Condition or disease Intervention/treatment Phase
Structural Anomalies Cardiac Anomalies Central Nervous System Anomalies Thorax Anomalies Genito-urinary Anomalies Gastrointestinal Anomalies Skeletal Anomalies Multiple Anomalies Device: Whole Exome Sequencing (WES) Not Applicable

Detailed Description:

Next-generation sequencing (NGS) is changing the paradigm of clinical genetic testing. Unlike highly focused single-gene tests, NGS allows one to examine gene panels, the exome, and the whole genome. With the broad array of molecular tests now available, ordering physicians face the conundrum of selecting the best diagnostic tool for patients with suspected genetic conditions.
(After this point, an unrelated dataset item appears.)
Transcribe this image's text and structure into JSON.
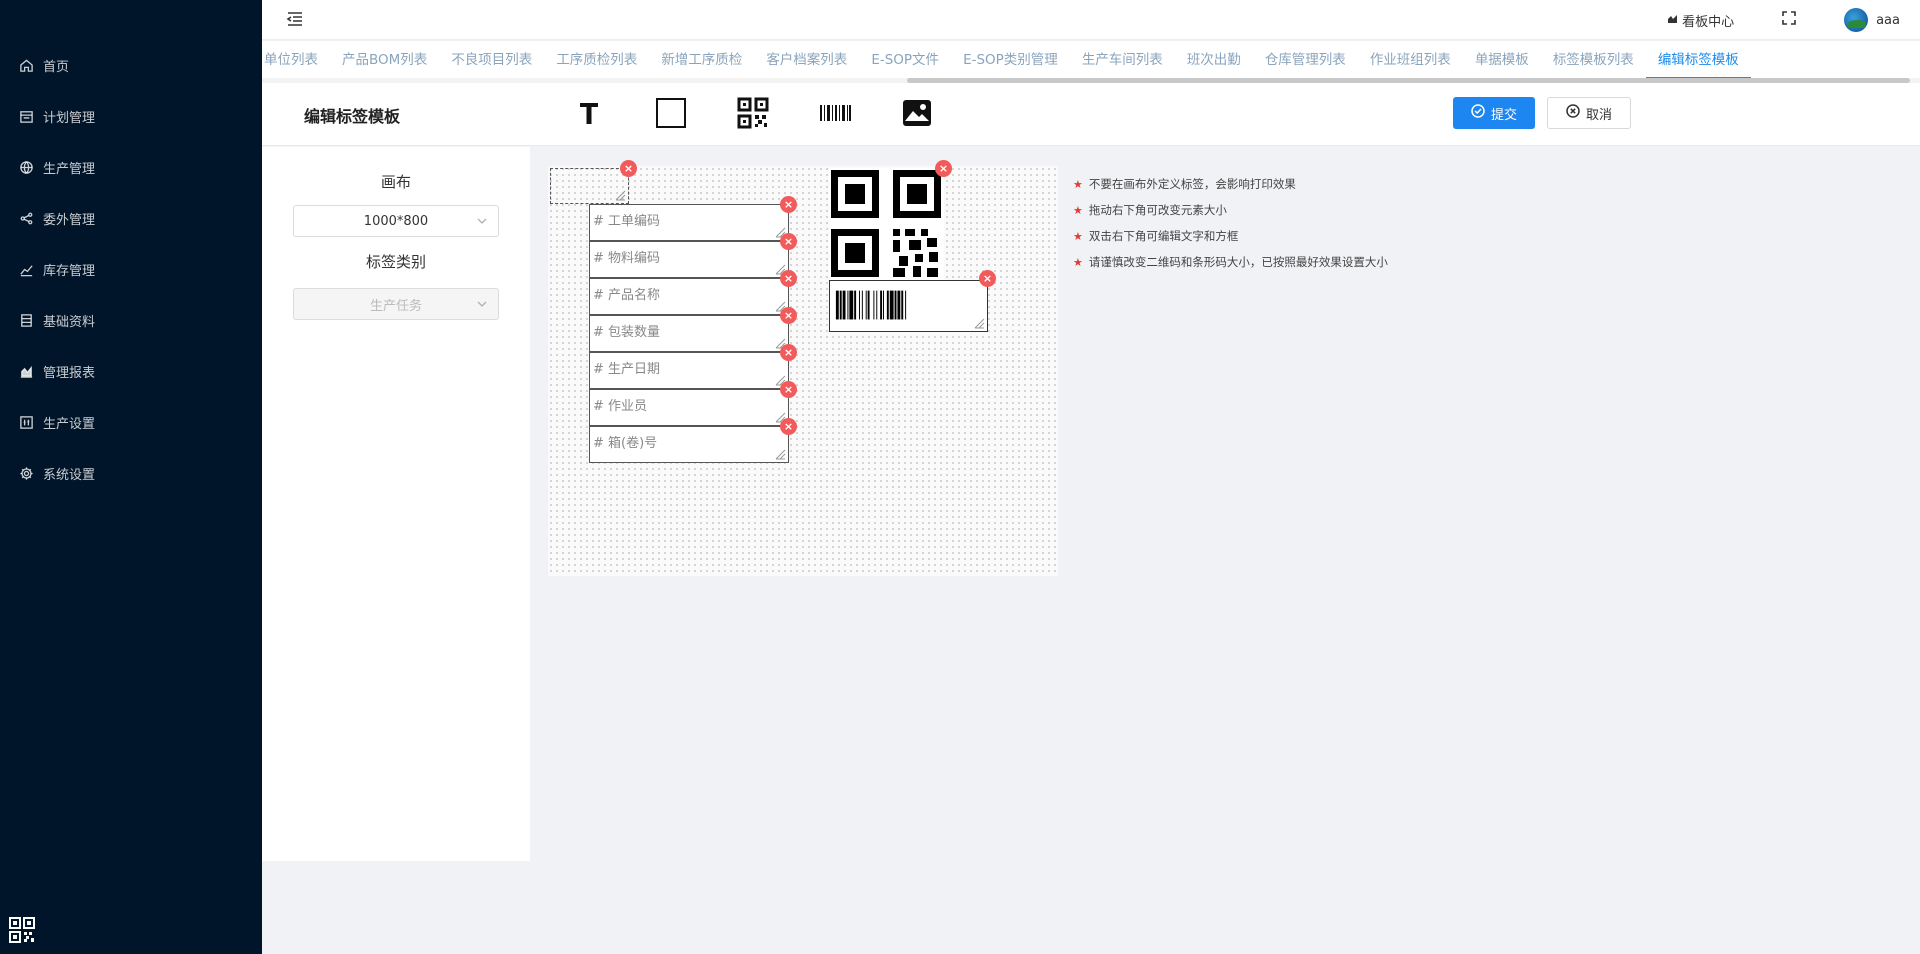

Single-gene testing is often most appropriate for conditions with distinctive clinical features and minimal locus heterogeneity. NGS-based gene panel testing, which can be complemented with chromosomal microarray analysis (CMA) and other ancillary methods, provides a comprehensive and feasible approach for well documented but genetically heterogeneous disorders. Whole exome sequencing (WES) and whole genome sequencing (WGS) have the advantage of enabling parallel interrogation of most of the genes in the human genome. To some, WES is preferable to previously used methods due to higher diagnostic yield, shorter time to diagnosis, and improved cost-efficiency.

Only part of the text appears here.